Thomas Hesse: „Bertelsmann muss digitaler werden“

Im November wurde er berufen. Im Februar kehrte er zu Bertelsmann zurück. Und inzwischen ist er seit 100 Tagen Mitglied des Bertelsmann-Vorstands: Thomas Hesse. Im Interview zieht der Vorstand für Unternehmensentwicklung und Neugeschäfte, der bereits zwischen 1996 und 2008 verschiedene Führungspositionen bei Bertelsmann innehatte und dann bei Sony Music geblieben war, eine erste Zwischenbilanz. Er spricht über den Wechsel von New York nach Gütersloh, über seine Erfahrungen und ersten Weichenstellungen sowie über seine Arbeitsschwerpunkte und Pläne bei Bertelsmann.
Seit 100 Tagen sind Sie zurück bei Bertelsmann – sind Sie schon wieder in ihrem unternehmerischen „Zuhause“ angekommen?
Thomas Hesse: Die Jahre in den USA und bei Sony Music habe ich sehr genossen, und ich werde sie in bester Erinnerung behalten. Aber meine unternehmerische Heimat ist in der Tat Bertelsmann.
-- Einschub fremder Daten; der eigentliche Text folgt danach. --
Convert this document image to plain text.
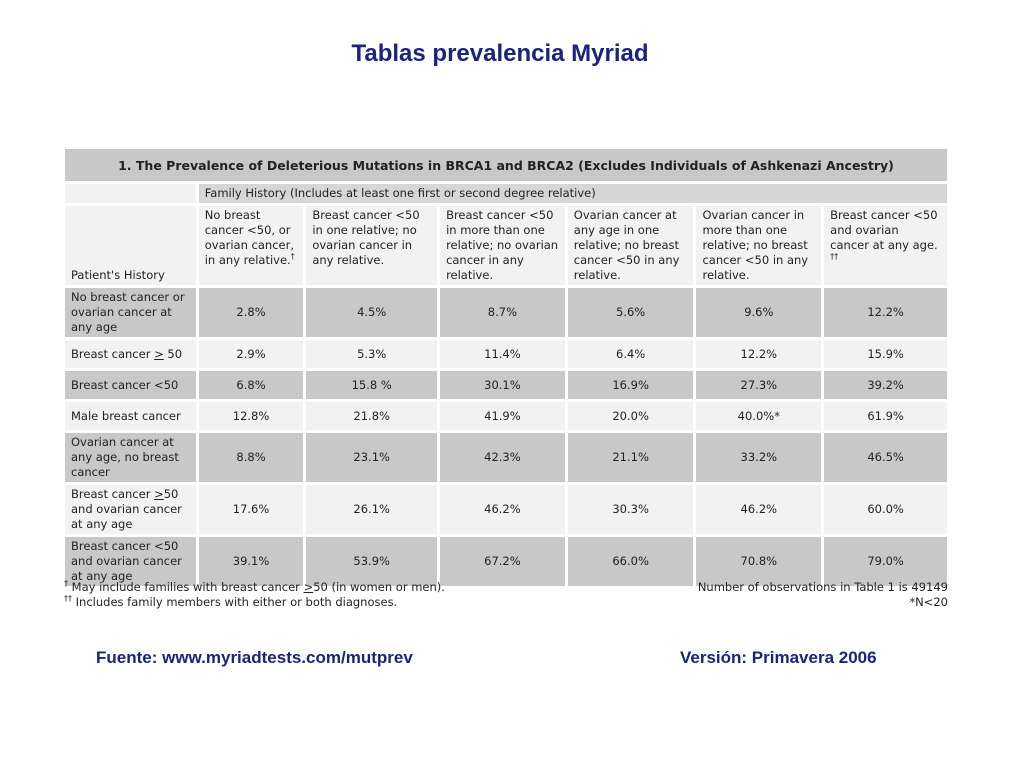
Tablas prevalencia Myriad
1. The Prevalence of Deleterious Mutations in BRCA1 and BRCA2 (Excludes Individuals of Ashkenazi Ancestry)						
	Family History (Includes at least one first or second degree relative)					
Patient's History	No breast cancer <50, or ovarian cancer, in any relative.†	Breast cancer <50 in one relative; no ovarian cancer in any relative.	Breast cancer <50 in more than one relative; no ovarian cancer in any relative.	Ovarian cancer at any age in one relative; no breast cancer <50 in any relative.	Ovarian cancer in more than one relative; no breast cancer <50 in any relative.	Breast cancer <50 and ovarian cancer at any age. ††
No breast cancer or ovarian cancer at any age	2.8%	4.5%	8.7%	5.6%	9.6%	12.2%
Breast cancer > 50	2.9%	5.3%	11.4%	6.4%	12.2%	15.9%
Breast cancer <50	6.8%	15.8 %	30.1%	16.9%	27.3%	39.2%
Male breast cancer	12.8%	21.8%	41.9%	20.0%	40.0%*	61.9%
Ovarian cancer at any age, no breast cancer	8.8%	23.1%	42.3%	21.1%	33.2%	46.5%
Breast cancer >50 and ovarian cancer at any age	17.6%	26.1%	46.2%	30.3%	46.2%	60.0%
Breast cancer <50 and ovarian cancer at any age	39.1%	53.9%	67.2%	66.0%	70.8%	79.0%
† May include families with breast cancer >50 (in women or men).
†† Includes family members with either or both diagnoses.
Number of observations in Table 1 is 49149
*N<20
Fuente: www.myriadtests.com/mutprev	Versión: Primavera 2006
Ich habe zwölf Jahre in ganz unterschiedlichen Funktionen und Bereichen für diesen Konzern gearbeitet, im operativen Geschäft und im Bereich Strategie/M&A, im Fernsehen, in der Konzernzentrale und im Bereich Musik. Die Bertelsmann-Unternehmenskultur ist mir extrem vertraut. Kurz gesagt: Ich fühle mich wieder zuhause und manchmal ist es so, als wäre ich gar nicht weg gewesen.
Und der Schritt von New York nach Gütersloh beziehungsweise Berlin – wie leicht ist er Ihnen oder auch Ihrer Familie gefallen?
Thomas Hesse: Ich müsste lügen, wenn ich sagen würde, dass ich New York nicht vermisse. Zumal meine Familie noch dort lebt, weil meine beiden Söhne erst mit Ende des Schuljahres im Sommer in eine Schule nach Deutschland wechseln werden. Aber ich freue mich auf meine neuen Lebensmittelpunkte in Berlin und Gütersloh. Wir hatten übrigens während der vielen Jahre in den USA immer noch eine Wohnung – oder den berühmten Koffer – in Berlin, um den Kontakt nach Deutschland nicht abreißen zu lassen, das stellt sich jetzt als Vorteil heraus.
Wie stellt Bertelsmann sich Ihnen heute im Vergleich zu früher dar? Hat Sie irgendetwas überrascht?
Thomas Hesse: Wenn es ein Thema gibt, das mich überrascht hat, so ist es, wie stark in den USA das Internet im Mainstream, also im Mittelpunkt, der Gesellschaft steht, und wie relativ wenig im Vergleich das aus rein deutscher Perspektive nach wie vor der Fall ist. Ansonsten ist der Bertelsmann-typische Unternehmergeist weiterhin überall präsent, so wie die Professionalität. Wesentliche Gründe, warum ich gern zurückgekommen bin.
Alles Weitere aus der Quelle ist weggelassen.